Les députés aborderont d'abord ces deux thématiques réputées plus consensuelles, mais qui n'échapperont pas aux banderilles des oppositions, les communistes rejetant en bloc "un désengagement de l'État sur ses missions régaliennes". À l'inverse, le groupe Agir souhaite aller plus loin et notamment généraliser l'armement de la police municipale.
"Pas d'utilité"
Mais c'est le dernier versant du texte qui sera le plus périlleux avec une série de mesures sécuritaires controversées pour lesquelles la place Beauvau a tenu la plume. La disposition la plus polémique est l'article 24, qui prévoit de pénaliser d'un an de prison et de 45 000 euros d'amende la diffusion de "l'image du visage ou tout autre élément d'identification" d'un policier ou d'un gendarme en intervention lorsque celle-ci a pour but de porter "atteinte à son intégrité physique ou psychique".

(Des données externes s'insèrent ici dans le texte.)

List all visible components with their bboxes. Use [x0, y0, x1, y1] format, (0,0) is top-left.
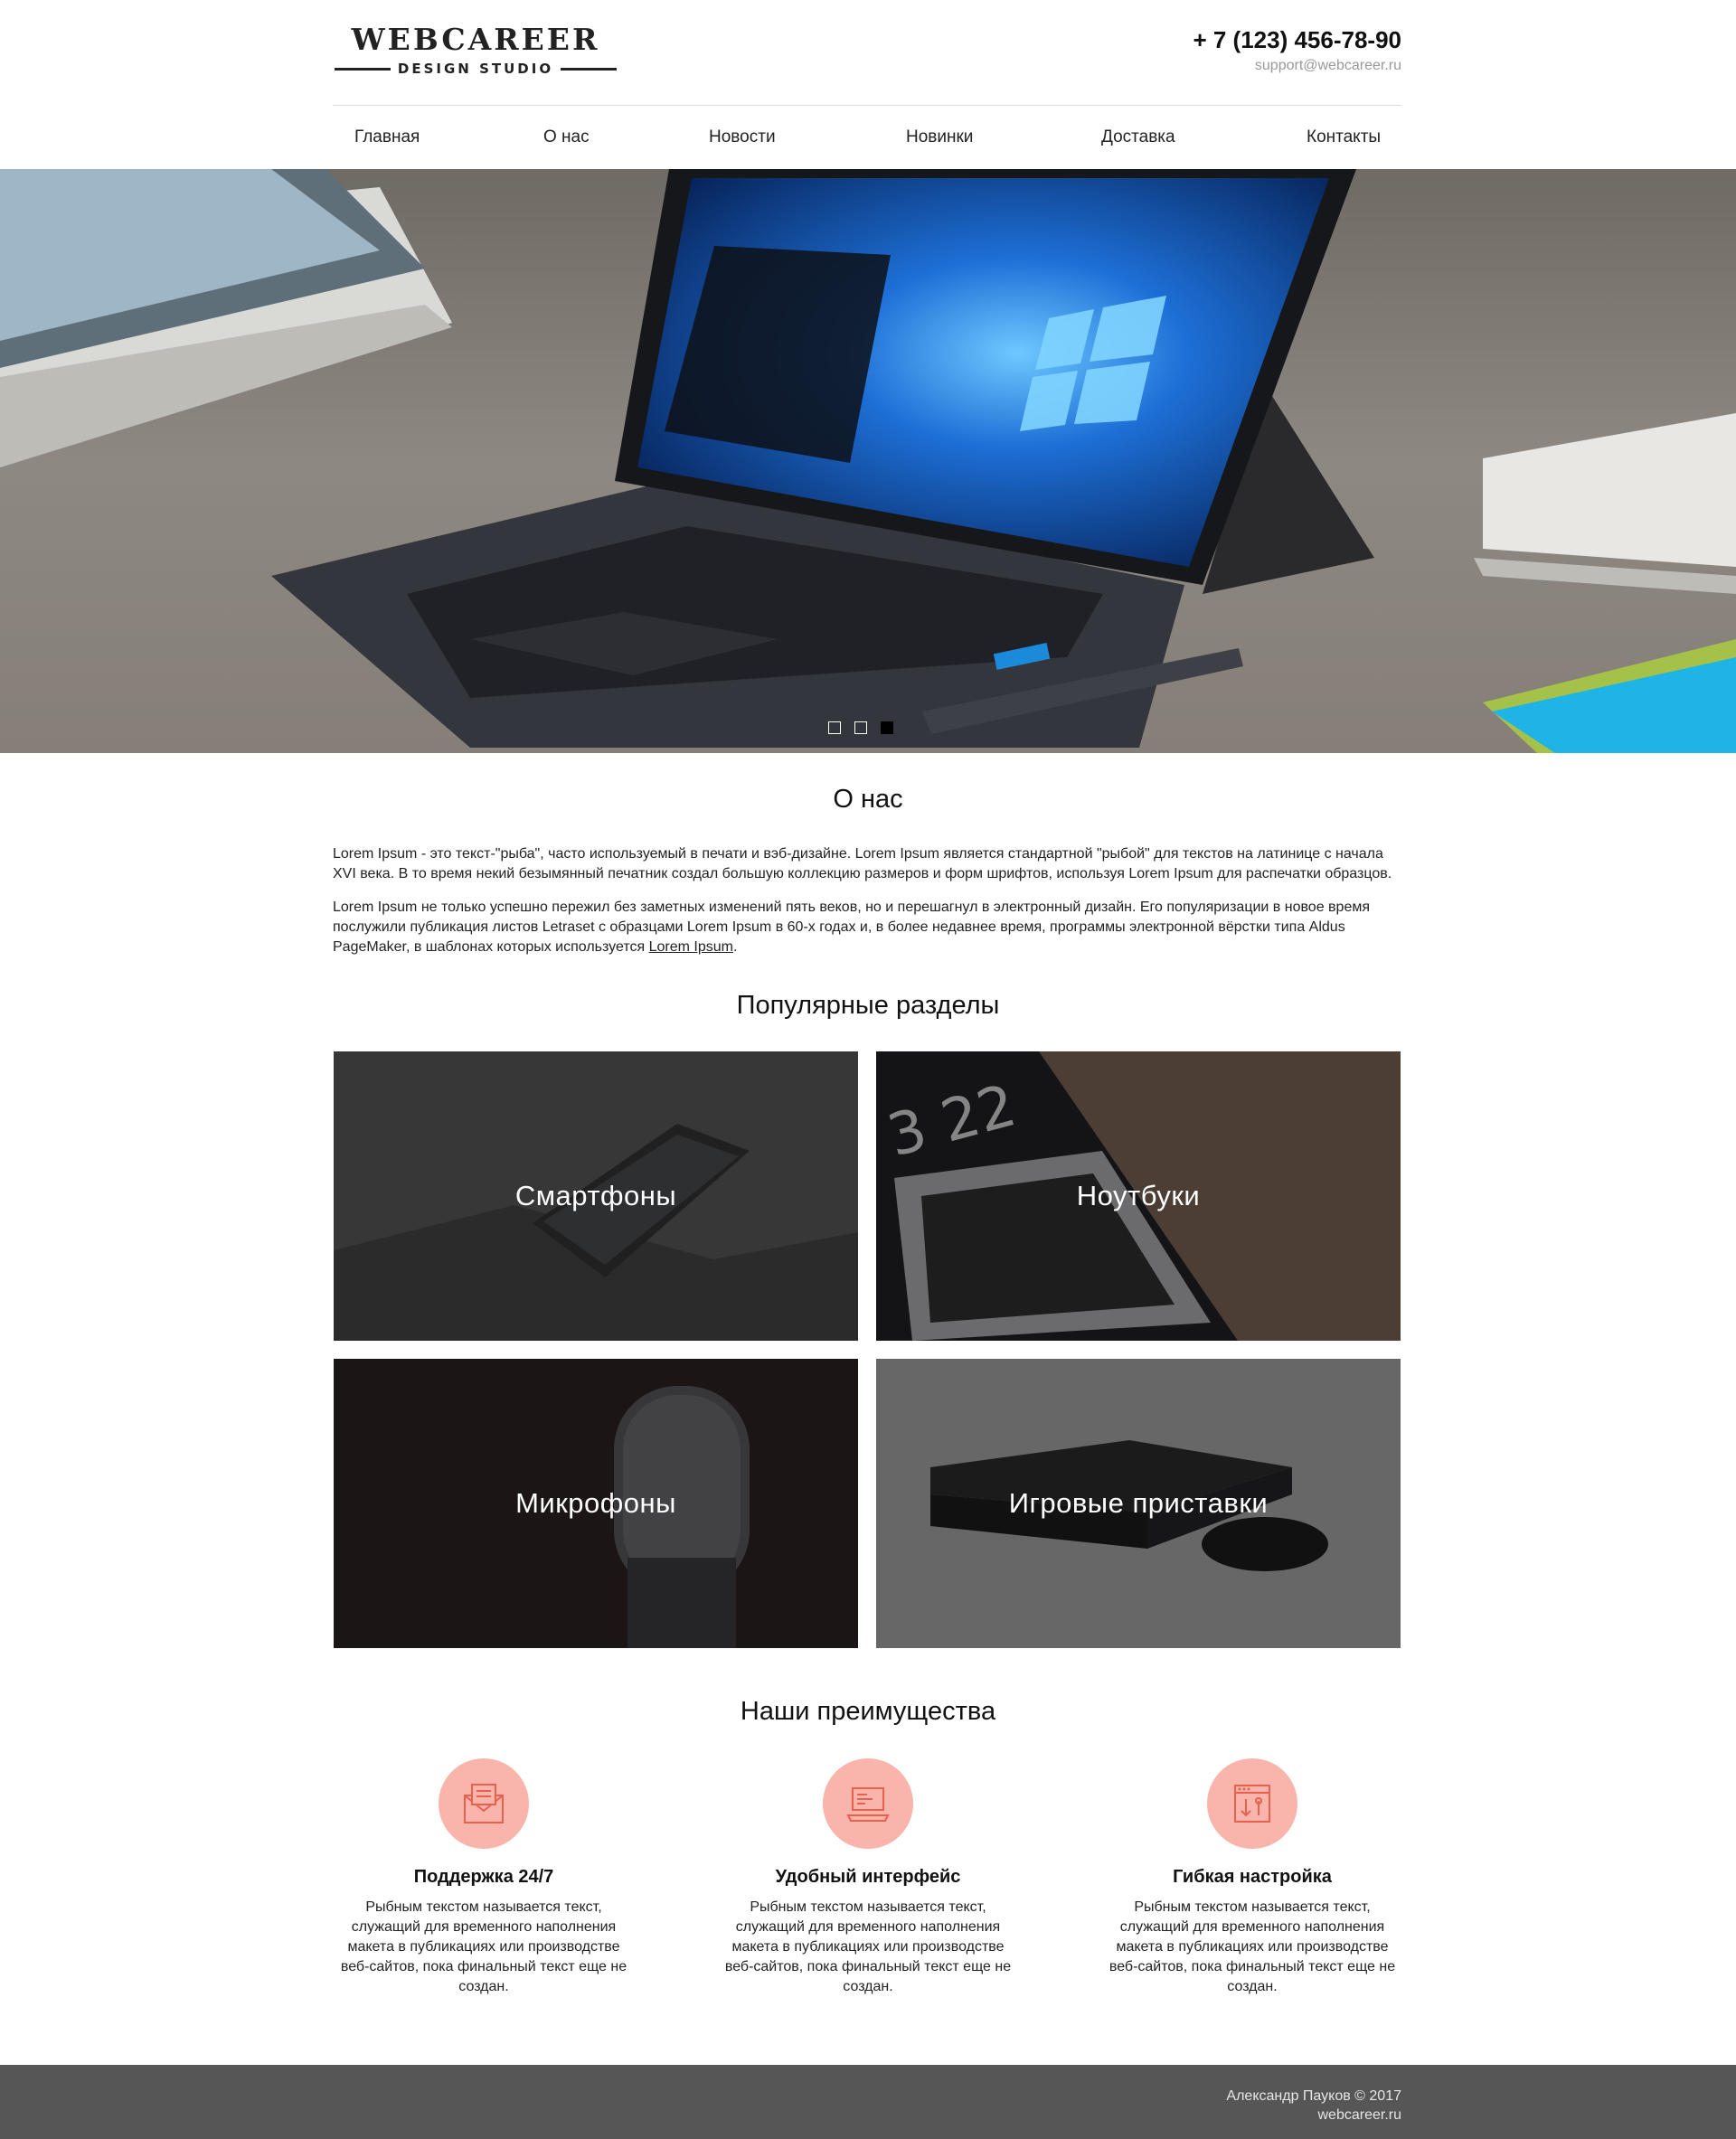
advantage-text: Рыбным текстом называется текст, служащи… [340, 1899, 627, 1994]
hero-slider[interactable] [0, 169, 1736, 753]
hero-image [0, 169, 1736, 753]
about-text: Lorem Ipsum - это текст-"рыба", часто ис… [333, 844, 1401, 971]
footer-site-link[interactable]: webcareer.ru [1226, 2106, 1402, 2125]
about-paragraph-1: Lorem Ipsum - это текст-"рыба", часто ис… [333, 846, 1392, 881]
about-paragraph-2-text: Lorem Ipsum не только успешно пережил бе… [333, 900, 1371, 955]
nav-item-contacts[interactable]: Контакты [1307, 106, 1381, 169]
lorem-ipsum-link[interactable]: Lorem Ipsum [649, 939, 733, 955]
envelope-icon [439, 1758, 529, 1849]
advantage-title: Удобный интерфейс [775, 1867, 961, 1887]
nav-item-about[interactable]: О нас [543, 106, 590, 169]
logo-sub-text: DESIGN STUDIO [397, 61, 554, 77]
phone-number[interactable]: + 7 (123) 456-78-90 [1193, 25, 1401, 54]
nav-item-home[interactable]: Главная [354, 106, 420, 169]
support-email[interactable]: support@webcareer.ru [1193, 56, 1401, 76]
slider-dot-2[interactable] [854, 721, 867, 734]
category-label: Микрофоны [515, 1487, 676, 1519]
category-game-consoles[interactable]: Игровые приставки [876, 1359, 1401, 1648]
nav-item-news[interactable]: Новости [709, 106, 776, 169]
footer-text: Александр Пауков © 2017 webcareer.ru [1226, 2087, 1401, 2125]
site-header: WEBCAREER DESIGN STUDIO + 7 (123) 456-78… [333, 0, 1401, 106]
logo[interactable]: WEBCAREER DESIGN STUDIO [335, 22, 617, 78]
nav-item-delivery[interactable]: Доставка [1101, 106, 1175, 169]
logo-line-right [561, 68, 617, 71]
main-nav: Главная О нас Новости Новинки Доставка К… [333, 106, 1401, 169]
category-smartphones[interactable]: Смартфоны [334, 1051, 858, 1341]
laptop-code-icon [823, 1758, 913, 1849]
logo-sub-row: DESIGN STUDIO [335, 60, 617, 78]
category-label: Игровые приставки [1008, 1487, 1269, 1519]
site-footer: Александр Пауков © 2017 webcareer.ru [0, 2065, 1736, 2139]
category-microphones[interactable]: Микрофоны [334, 1359, 858, 1648]
advantage-text: Рыбным текстом называется текст, служащи… [1109, 1899, 1396, 1994]
footer-author: Александр Пауков © 2017 [1226, 2088, 1401, 2104]
about-title: О нас [833, 785, 903, 814]
header-contacts: + 7 (123) 456-78-90 support@webcareer.ru [1193, 25, 1401, 76]
advantage-title: Поддержка 24/7 [413, 1867, 554, 1887]
advantage-title: Гибкая настройка [1173, 1867, 1332, 1887]
logo-main-text: WEBCAREER [351, 22, 600, 57]
slider-dot-1[interactable] [828, 721, 841, 734]
popular-title: Популярные разделы [736, 991, 1000, 1020]
slider-dot-3[interactable] [881, 721, 893, 734]
nav-item-new-products[interactable]: Новинки [906, 106, 973, 169]
category-label: Смартфоны [514, 1180, 677, 1211]
category-laptops[interactable]: 3 22 Ноутбуки [876, 1051, 1401, 1341]
about-paragraph-2-end: . [732, 939, 738, 955]
advantages-title: Наши преимущества [740, 1697, 996, 1726]
about-paragraph-2: Lorem Ipsum не только успешно пережил бе… [333, 898, 1401, 957]
category-label: Ноутбуки [1076, 1180, 1201, 1211]
settings-window-icon [1207, 1758, 1297, 1849]
advantage-text: Рыбным текстом называется текст, служащи… [724, 1899, 1012, 1994]
logo-line-left [335, 68, 391, 71]
slider-dots [828, 721, 901, 740]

Soutenue par les syndicats policiers, la mesure fait bondir représentants des journalistes et défenseurs des libertés publiques qui dénoncent "une atteinte disproportionnée à la liberté d'expression".
"Cette loi n’a pas d’utilité parce dans le droit pénal français, il y a déjà plusieurs dispositions pour protéger les policiers et sanctionner" ceux qui voudraient leur nuire, a assuré l'avocat Arié Alimi, de la Ligue des droits de l'Homme, lors du rassemblement parisien.
"Guerre des images"
Face aux critiques, le chef de file des députés LREM, Christophe Castaner, a tenté de déminer un texte "loin des caricatures". "Ni la liberté de la presse, ni le droit à l'information, ni le fait de pouvoir filmer à n'importe quel moment les forces de sécurité intérieure en intervention ne sont remis en question", a promis l'ex-ministre de l'Intérieur.
Selon l'un des corapporteurs, Jean-Michel Fauvergue : il s'agit de "regagner du terrain" dans la "guerre des images" que "l'autorité, l'État en particulier, est en train de perdre", alors que se sont multipliées, dans le sillage des Gilets jaunes, les accusations de violences policières.
Les "marcheurs" ne pourront compter sur leurs alliés du MoDem qui veulent supprimer la disposition et affichent des réticences sur le texte.